By Meg Tirrell, CNN
(CNN) — The US Food and Drug Administration said Thursday that a preliminary evaluation of reports of suicidal thoughts or actions among people taking drugs like Ozempic and Wegovy for type 2 diabetes and weight loss has not found evidence that the drugs cause those effects.
The agency said in a statement that it conducted “detailed reviews” over the last several months of reports received in its FDA Adverse Event Reporting System, or FAERS. It noted that because “the information was often limited and because these events can be influenced by other factors, we determined that the information in these reports did not demonstrate a clear relationship with the use of GLP-1 (receptor agonists).”
GLP-1 receptor agonists are the class of drugs that includes Ozempic and Wegovy, as well as Mounjaro and Zepbound.
The FDA also said it reviewed clinical trial results and didn’t find an association. But it noted it couldn’t rule out a “small risk,” since there were so few people who experienced suicidal thoughts or actions in the studies — in both the groups on the medicines and those on placebo — so it said it’s continuing to investigate the issue.
Patients should not stop taking GLP-1 drugs without consulting with their health-care providers, and should tell them if they experience depression, suicidal thoughts or any unusual changes in mood or behavior, the FDA said.
The agency said last week that it was reviewing reports of people experiencing suicidal thoughts while taking GLP-1 drugs, and evaluating the need for regulatory action. In the same report, the agency said it was also looking into cases of aspiration and alopecia, or hair loss, among people on the medicines.
The FDA’s review came as European regulators are also looking into a potential link between the medicines and suicidal thoughts. The European Medicines Agency opened an investigation in July after it received about 150 reports of possible cases of self-injury and suicidal thoughts among people taking GLP-1 receptor agonists.

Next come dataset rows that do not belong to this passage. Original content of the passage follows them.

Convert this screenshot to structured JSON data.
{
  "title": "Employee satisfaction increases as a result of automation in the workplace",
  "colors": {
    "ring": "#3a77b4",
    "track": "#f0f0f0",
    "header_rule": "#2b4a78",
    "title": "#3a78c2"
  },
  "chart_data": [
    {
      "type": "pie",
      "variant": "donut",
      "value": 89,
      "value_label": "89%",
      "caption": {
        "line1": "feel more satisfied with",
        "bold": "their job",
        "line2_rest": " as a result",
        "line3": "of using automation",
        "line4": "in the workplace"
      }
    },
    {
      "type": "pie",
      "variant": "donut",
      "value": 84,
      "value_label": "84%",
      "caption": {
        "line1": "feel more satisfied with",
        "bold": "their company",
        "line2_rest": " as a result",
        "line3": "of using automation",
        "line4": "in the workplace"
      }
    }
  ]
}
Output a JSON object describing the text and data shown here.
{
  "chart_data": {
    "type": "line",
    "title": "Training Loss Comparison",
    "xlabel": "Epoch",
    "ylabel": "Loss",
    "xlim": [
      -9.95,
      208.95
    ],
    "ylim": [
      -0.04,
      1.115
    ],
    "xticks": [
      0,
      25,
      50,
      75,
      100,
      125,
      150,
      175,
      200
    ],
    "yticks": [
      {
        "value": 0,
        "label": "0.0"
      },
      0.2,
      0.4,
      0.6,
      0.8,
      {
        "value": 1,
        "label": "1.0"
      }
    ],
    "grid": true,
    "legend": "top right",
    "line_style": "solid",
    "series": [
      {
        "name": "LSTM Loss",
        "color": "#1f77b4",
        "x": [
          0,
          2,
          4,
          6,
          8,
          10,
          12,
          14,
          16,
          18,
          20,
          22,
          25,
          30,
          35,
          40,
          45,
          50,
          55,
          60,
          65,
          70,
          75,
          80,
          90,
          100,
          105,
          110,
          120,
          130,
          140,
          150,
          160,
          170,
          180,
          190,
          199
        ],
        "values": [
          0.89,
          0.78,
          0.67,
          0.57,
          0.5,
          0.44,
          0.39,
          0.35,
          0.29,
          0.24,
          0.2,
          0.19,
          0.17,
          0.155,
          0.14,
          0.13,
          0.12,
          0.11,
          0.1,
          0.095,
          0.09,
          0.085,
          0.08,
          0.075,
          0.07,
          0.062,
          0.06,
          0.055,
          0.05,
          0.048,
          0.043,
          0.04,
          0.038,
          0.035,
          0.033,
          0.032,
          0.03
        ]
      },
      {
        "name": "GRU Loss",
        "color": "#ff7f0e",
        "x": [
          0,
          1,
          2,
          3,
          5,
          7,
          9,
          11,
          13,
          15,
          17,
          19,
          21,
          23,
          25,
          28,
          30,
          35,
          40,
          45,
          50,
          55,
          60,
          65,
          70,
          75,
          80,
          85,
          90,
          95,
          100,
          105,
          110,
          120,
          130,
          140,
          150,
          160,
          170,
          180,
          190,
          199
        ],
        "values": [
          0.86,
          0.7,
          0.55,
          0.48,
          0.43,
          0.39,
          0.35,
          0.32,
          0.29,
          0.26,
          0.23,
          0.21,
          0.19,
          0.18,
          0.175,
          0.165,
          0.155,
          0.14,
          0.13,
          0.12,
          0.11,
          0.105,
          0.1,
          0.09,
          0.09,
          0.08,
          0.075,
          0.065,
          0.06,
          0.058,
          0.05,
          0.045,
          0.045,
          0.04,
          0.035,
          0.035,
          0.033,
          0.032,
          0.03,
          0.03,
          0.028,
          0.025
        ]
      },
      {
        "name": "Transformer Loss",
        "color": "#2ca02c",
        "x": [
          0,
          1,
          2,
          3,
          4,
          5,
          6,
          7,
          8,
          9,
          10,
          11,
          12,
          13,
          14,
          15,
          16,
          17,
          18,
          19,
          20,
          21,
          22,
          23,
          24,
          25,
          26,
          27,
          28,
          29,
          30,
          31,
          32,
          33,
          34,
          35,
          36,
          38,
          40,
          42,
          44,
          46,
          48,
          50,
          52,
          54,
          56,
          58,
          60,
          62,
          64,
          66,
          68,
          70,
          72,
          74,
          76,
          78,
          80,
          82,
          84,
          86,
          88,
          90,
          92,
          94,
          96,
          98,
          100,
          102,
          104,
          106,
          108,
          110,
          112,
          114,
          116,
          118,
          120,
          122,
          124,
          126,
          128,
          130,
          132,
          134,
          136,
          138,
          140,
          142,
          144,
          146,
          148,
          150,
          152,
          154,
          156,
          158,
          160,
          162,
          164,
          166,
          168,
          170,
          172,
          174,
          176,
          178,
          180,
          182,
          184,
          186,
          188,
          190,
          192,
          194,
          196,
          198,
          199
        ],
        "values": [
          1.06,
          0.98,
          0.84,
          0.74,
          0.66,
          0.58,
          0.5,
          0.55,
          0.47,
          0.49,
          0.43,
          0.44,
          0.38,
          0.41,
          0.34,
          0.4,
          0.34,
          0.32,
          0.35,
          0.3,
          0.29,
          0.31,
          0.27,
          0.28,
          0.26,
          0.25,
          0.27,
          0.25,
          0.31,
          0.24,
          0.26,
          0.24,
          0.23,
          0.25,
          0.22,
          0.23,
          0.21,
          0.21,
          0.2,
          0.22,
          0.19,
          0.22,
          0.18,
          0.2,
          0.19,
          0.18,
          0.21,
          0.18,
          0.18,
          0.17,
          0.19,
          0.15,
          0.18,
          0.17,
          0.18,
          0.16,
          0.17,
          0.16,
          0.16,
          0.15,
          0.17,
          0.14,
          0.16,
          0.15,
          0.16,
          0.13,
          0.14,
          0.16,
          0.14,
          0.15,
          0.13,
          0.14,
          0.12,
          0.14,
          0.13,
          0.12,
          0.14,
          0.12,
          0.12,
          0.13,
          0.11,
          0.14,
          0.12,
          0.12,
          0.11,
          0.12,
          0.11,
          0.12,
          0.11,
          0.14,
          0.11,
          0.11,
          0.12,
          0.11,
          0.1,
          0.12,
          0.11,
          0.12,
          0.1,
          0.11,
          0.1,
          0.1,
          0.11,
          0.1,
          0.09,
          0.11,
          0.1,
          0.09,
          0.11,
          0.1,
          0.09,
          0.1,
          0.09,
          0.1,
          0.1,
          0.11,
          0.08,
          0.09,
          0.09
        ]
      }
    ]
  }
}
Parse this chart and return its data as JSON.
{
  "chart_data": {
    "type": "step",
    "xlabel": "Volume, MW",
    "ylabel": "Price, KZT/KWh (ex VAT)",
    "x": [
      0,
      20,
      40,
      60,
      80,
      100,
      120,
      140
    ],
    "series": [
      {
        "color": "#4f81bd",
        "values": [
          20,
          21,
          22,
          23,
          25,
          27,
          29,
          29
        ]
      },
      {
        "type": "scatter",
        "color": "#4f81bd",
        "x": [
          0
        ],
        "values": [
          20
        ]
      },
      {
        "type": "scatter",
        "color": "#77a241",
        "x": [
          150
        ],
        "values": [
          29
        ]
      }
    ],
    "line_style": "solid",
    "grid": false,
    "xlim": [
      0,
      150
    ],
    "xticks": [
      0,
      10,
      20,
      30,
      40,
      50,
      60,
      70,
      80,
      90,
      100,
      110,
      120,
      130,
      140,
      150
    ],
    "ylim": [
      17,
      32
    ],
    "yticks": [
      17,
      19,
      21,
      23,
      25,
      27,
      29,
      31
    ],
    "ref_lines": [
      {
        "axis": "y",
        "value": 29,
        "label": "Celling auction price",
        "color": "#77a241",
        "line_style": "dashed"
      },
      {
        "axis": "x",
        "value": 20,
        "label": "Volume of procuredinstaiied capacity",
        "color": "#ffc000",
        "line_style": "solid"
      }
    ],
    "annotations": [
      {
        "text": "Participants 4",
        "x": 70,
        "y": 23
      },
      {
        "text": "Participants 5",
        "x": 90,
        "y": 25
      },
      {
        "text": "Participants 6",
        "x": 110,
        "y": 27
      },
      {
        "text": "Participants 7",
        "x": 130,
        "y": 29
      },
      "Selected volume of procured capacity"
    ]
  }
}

The medicines work by mimicking a hormone, GLP-1, that affects insulin secretion, feelings of fullness and appetite. Researchers have noted that GLP-1 also has an effect on the brain.
The European review is ongoing; the agency said in December that its Pharmacovigilance Risk Assessment Committee was seeking more information from the drugs’ makers, and that “while at this point no conclusion can be drawn on a causal association, there are several issues that still need to be clarified.”
Late last week, a large review of electronic health records from the US found that GLP-1 drugs actually carried a lower risk of patients having suicidal thoughts compared with other medicines that work in different ways for diabetes and weight loss.
Dr. Rong Xu of Case Western Reserve University School of Medicine, who helped run the study, told CNN the reports US and European regulators were looking into “are case reports … to derive a conclusion, you really need to perform a head-to-head comparison between similar patients.”
The FDA said Thursday that it would also use a “meta-analysis” of data from clinical trials and real-world use, through health insurance claims and patient health records, of all GLP-1 drugs to continue to evaluate their safety. It said it would share “final conclusions and recommendations” after it finishes the review or has more information.
The agency noted the prescribing information for GLP-1 drugs approved for weight loss includes warnings about the risk for suicidal thoughts and actions. It said that’s based on reports of those events “observed with a variety of older medicines used or tested for weight loss.”
The agency said health-care professionals should still monitor patients for suicidal thoughts, signs of depression or any unusual mood changes.